Appalti

Riforma appalti: Il Ddl slitta ancora al Senato, lite tra governo e maggioranza

La modifica più insidiosa è quella che riguarda il ruolo del Consiglio di Stato

di G. Sa.

Ancora tensione altissima e ancora uno slittamento per la riforma degli appalti al Senato. Continua il braccio di ferro fra il governo, che intende blindare il più possibile il testo della delega, e la maggioranza che si vede annacquate a più riprese le proposte di modifica e risponde allungando i tempi della discussione. Gli originari emendamenti presentati dalle forze politiche, spesso con unanimità o larga convergenza, sono stati prima costretti al ritiro su pressione del governo o ridimensionati dal parere del ministero delle Infrastrutture, poi in molti casi bloccati o ulteriormente ridimensionati dai pareri della commissione Bilancio sull’articolo 81 (mancanza di copertura) concordati con Mef e Ragioneria generale. In altri casi il governo ha invitato ancora al ritiro, chiudendo di fatto quasi tutti gli spazi di mediazione. Restano sul tavolo ancora sei proposte su cui il braccio di ferro continua.

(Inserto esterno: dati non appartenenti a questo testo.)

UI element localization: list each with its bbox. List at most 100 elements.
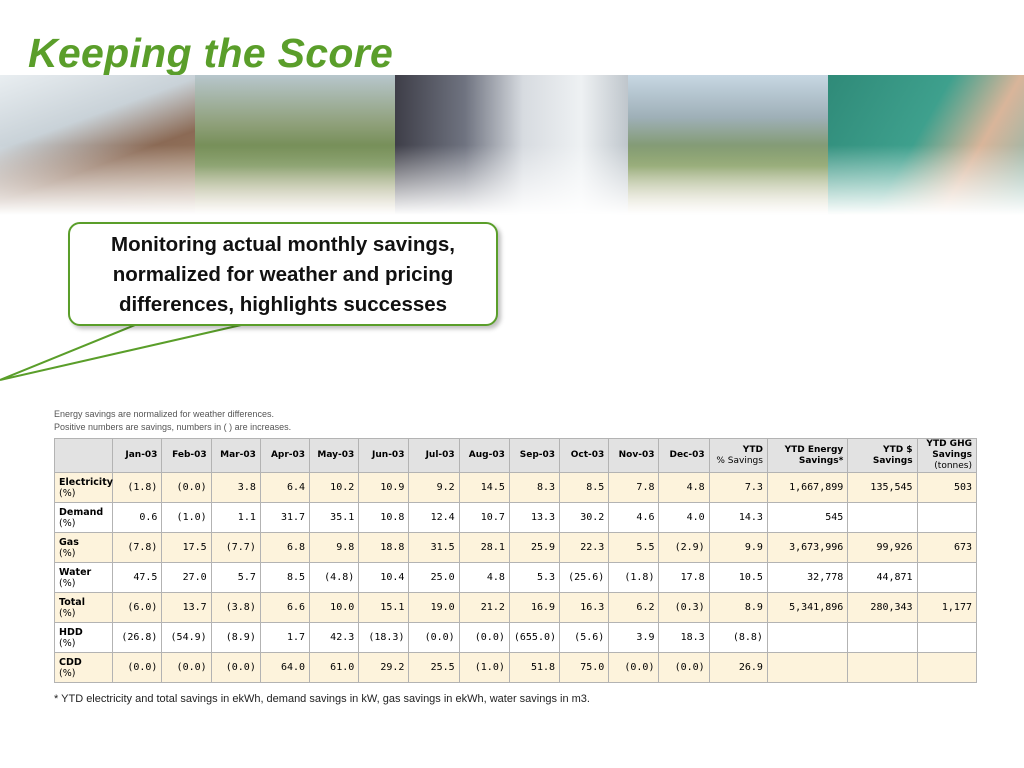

Oltre alla tensione palpabile fra governo e maggioranza, è emersa una differenza di linea all’interno del governo: da una parte il ministero delle Infrastrutture, più dialogante e convinto di riuscire a portare a casa un buon testo in accordo con la maggioranza; dall’altra l’asse Palazzo Chigi-Mef sempre più insofferente e intransigente nei lavori parlamentari, che vorrebbe procedere spedito con blindature e colpi di acceleratore.

Ieri si sarebbe dovuto cominciare a votare, dopo altre riunioni di maggioranza, ma ancora una volta - come succede da inizio settimana - tutto è stato rinviato, a lunedì prossimo. «Questo tempo servirà a capire la posizione del governo sulle proposte avanzate dai gruppi, credo sia la normale dialettica tra Parlamento e governo e credo che sia giusto ribadire il ruolo del Parlamento», ha detto Andrea Cioffi (M5s), relatore con Simona Pergreffi (Lega).

Ecco nel dettaglio gli emendamenti di cui si discute. L’1.49, voluto dalla Lega punta a creare maggiori spazi per le imprese piccole e micro, anche con corsie preferenziali territoriali: il governo tira in ballo principi Ue, difficile che passi. L’emendamento 1.72, su cui convergono tutte le forze politiche, punta a vietare il sorteggio per selezionare le imprese da invitare alle procedure negoziate. Il governo ha già respinto varie volte la proposta, ma potrebbe passare. L’1.94 è l’emendamento Margiotta (Pd) che prevede l’obbligo per le stazioni appaltanti di introdurre meccanismi di revisione prezzi: larga convergenza, molto difficile per il governo resistere dopo aver ottenuto il via libera dalla commissione Bilancio; l’1.228, altro emendamento leghista, ma su cui convergono le altre forze politiche, fa sparire il massimo ribasso. L’1.301 è un emendamento di dettaglio e poco rilevante di Forza Italia. Infine l’emendamento 1.365 di M5s su cui converge la Lega: è il più insidioso sul piano politico, cancella la previsione che sia il Consiglio di Stato a scrivere il codice appalti. Vera bomba politica perché costringerebbe Draghi a fare una clamorosa marcia indietro dopo l’annuncio fatto una settimana fa che a scrivere il codice sarà proprio il Consiglio di Stato. Sarebbe un attacco al premier che non resterebbe senza conseguenze. Proprio per questo è difficile che passi.